Enfin faire fondre le chocolat dans un ramequin au micro ondes 3 fois 20 secondes à 300 Watts, en mélangeant à chaque fois pour qu'il reste bien brillant.
Concasser grossièrement les pistaches au pilon (ou en les écrasant au rouleau à pâtisserie dans un sachet).

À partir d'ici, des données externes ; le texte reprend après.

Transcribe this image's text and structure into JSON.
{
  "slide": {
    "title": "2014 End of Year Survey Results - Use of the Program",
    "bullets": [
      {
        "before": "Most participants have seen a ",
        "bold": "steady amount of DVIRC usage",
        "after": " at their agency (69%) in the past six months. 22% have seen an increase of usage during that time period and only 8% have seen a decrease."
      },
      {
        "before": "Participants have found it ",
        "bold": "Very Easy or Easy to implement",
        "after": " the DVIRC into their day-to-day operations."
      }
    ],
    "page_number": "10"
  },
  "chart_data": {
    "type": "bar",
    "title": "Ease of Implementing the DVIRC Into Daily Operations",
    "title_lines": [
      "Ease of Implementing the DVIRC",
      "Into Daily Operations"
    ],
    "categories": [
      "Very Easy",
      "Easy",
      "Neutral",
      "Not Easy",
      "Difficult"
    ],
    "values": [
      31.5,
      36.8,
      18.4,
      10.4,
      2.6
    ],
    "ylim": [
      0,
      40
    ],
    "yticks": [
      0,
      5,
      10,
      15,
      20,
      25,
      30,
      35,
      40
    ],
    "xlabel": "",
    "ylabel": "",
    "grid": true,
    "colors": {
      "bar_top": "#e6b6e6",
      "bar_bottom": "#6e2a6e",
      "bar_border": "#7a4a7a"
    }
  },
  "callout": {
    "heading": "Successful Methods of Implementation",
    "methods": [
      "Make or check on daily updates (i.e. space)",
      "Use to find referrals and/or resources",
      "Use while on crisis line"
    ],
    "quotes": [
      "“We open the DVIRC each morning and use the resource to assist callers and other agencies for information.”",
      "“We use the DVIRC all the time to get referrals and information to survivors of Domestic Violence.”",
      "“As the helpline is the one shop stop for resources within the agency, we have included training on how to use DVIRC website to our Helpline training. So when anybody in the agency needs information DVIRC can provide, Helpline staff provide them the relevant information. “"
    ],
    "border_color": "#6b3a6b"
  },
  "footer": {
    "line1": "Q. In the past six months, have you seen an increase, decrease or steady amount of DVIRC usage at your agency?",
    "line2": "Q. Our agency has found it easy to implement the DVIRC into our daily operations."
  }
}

Puis disposer dans des coupes individuelles 1 louche et demie de crème anglaise au matcha, une quenelle ou 2 de blancs en neige. Verser le chocolat fondu à l'aide d'une petite cuillère, et saupoudrer de pistaches concassées.

 
Après c'est à l'appréciation de chacun, soit vous dégustez tout de suite avec avidité et peu de retenue, soit vous arrivez à faire preuve de maitrise de vous même en les laissant quelques heures au frigo, en attendant le prochain repas.
Auquel cas vous verserez au dernier moment le chocolat chaud et onctueux sur la crème délicatement rafraichissante...






Moi j'dis ça j'dis rien.
Bon je m'en vais essayer de retrouver le beurrier dentellière. Peu être qu'avec beaucoup de créativité, j'arriverai à faire du foie gras avec.